Exodus typology is the recurring biblical pattern that the Exodus from Egypt is the foundational redemptive-historical event, and that later redemptive acts are deliberately patterned on it. Christ is the Passover Lamb: "For even Christ our passover is sacrificed for us" (1 Corinthians 5:7). Christian baptism corresponds to the Red Sea crossing: "And were all baptized unto Moses in the cloud and in the sea" (1 Corinthians 10:1-2). Jesus deliberately recapitulates Israel’s history — called out of Egypt (Matthew 2:15, quoting Hosea 11:1), passing through the waters at baptism, tested forty days in the wilderness (Matthew 4:1-11) where Israel had been tested forty years. The whole gospel is an Exodus restaged.
The interpretive framework reading the Exodus as a divinely intended pattern of gospel redemption.
EX'ODUS, n. Departure from a place.
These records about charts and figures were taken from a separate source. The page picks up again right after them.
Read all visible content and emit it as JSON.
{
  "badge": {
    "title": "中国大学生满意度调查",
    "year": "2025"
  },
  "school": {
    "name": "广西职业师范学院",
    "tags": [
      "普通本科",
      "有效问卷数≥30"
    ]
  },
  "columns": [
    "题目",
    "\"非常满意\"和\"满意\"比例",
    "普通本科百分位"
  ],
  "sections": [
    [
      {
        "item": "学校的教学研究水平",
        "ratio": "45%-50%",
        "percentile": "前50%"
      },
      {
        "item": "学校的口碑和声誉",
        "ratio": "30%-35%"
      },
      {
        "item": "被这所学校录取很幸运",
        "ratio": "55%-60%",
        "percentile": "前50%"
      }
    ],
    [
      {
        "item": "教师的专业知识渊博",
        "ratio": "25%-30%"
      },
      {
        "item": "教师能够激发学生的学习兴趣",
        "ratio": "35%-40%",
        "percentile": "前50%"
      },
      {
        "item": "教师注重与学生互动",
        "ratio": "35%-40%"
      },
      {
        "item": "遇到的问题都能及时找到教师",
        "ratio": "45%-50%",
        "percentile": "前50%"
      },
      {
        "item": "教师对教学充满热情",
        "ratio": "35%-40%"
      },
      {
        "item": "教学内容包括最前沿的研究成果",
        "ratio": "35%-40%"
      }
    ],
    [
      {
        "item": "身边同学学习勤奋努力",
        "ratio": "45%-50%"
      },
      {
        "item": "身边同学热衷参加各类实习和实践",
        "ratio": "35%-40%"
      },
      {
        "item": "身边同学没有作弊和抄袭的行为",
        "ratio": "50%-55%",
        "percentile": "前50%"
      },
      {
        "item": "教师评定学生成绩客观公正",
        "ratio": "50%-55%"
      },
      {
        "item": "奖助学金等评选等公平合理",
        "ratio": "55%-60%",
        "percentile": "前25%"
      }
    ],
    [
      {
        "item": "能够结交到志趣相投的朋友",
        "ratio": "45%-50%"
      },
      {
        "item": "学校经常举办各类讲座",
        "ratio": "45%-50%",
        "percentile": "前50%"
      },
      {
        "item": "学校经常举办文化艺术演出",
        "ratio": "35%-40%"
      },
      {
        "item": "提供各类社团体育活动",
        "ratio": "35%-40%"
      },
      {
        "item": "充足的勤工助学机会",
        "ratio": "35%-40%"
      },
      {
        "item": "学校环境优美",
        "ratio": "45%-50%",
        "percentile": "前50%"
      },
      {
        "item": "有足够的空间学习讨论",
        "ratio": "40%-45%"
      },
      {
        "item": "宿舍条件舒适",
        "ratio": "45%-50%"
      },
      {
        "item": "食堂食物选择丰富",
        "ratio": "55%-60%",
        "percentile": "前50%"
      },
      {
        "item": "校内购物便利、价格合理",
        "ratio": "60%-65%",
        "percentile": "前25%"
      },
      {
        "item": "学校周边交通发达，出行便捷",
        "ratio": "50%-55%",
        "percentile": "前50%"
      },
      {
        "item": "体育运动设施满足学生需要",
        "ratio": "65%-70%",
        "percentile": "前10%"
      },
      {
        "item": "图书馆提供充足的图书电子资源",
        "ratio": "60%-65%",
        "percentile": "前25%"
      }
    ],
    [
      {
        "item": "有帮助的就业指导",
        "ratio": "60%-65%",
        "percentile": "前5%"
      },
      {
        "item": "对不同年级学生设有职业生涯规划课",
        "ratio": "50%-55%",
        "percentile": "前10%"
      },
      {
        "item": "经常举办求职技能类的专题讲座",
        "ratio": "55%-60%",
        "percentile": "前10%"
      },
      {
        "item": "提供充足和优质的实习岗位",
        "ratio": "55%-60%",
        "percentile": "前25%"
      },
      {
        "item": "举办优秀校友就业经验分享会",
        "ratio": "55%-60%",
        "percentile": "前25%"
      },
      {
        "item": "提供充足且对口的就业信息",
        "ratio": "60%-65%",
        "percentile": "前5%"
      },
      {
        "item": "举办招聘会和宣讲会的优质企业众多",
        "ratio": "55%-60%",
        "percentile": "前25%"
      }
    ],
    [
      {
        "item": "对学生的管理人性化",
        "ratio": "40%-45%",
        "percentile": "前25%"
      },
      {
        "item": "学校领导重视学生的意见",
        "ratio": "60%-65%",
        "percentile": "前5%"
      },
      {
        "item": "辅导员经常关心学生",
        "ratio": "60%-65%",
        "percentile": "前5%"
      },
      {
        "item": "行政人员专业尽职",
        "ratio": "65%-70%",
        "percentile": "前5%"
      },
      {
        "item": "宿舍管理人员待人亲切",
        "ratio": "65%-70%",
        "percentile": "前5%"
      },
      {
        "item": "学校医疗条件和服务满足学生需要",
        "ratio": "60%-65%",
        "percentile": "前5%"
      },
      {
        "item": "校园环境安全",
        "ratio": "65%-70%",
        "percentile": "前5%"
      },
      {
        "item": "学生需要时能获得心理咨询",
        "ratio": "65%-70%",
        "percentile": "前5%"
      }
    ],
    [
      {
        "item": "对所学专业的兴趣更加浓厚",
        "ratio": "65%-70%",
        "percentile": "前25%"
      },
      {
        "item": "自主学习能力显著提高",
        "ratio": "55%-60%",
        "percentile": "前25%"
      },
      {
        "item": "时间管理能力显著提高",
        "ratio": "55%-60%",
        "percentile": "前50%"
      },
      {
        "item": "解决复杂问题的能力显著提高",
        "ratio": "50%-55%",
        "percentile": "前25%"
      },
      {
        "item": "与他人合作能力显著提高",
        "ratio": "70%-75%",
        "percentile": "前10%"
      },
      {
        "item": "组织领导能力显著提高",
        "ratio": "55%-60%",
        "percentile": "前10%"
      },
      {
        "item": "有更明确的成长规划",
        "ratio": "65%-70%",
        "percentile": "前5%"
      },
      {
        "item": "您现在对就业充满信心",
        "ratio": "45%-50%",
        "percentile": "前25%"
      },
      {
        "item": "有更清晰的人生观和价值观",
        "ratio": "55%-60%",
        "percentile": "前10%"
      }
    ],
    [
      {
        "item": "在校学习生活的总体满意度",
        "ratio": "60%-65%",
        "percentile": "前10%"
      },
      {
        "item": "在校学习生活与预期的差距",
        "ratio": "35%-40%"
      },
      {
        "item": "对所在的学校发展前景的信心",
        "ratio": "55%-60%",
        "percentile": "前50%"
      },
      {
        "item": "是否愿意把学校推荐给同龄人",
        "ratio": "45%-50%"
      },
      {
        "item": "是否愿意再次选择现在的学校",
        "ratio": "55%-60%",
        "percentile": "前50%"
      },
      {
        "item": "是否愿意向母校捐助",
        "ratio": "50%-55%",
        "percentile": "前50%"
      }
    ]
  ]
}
The typological reading — seeing the Exodus as a gospel pattern — is as old as the New Testament itself.
• 1 Corinthians 5:7 — "Christ our passover is sacrificed for us."
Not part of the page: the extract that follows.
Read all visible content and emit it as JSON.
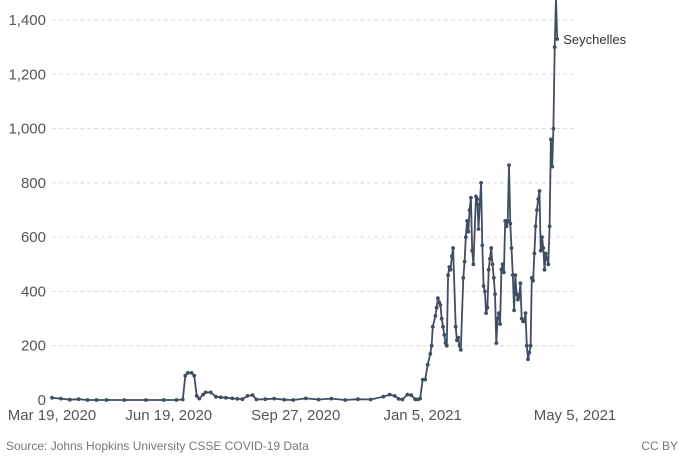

• 1 Corinthians 10:1-2 — "All passed through the sea; and were all baptized unto Moses."
• Matthew 2:15 — "Out of Egypt have I called my son."
• Luke 9:31 — "They spoke of his decease which he should accomplish at Jerusalem."
Exodus typology is either over-allegorized or reduced to mere political liberation theology.
Over-allegorization finds Christological meaning in every detail beyond what the NT warrants. Liberation theology reduces the Exodus to political revolution, stripping it of its supernatural and soteriological content. The Exodus is primarily about redemption from sin through the blood of the Lamb.
• "The Exodus is not merely ancient history; it is the divinely ordained pattern of salvation — bondage, blood, deliverance, wilderness, and promised land."
• "When Paul calls Christ our Passover, he declares the entire Exodus was designed by God to point to the cross."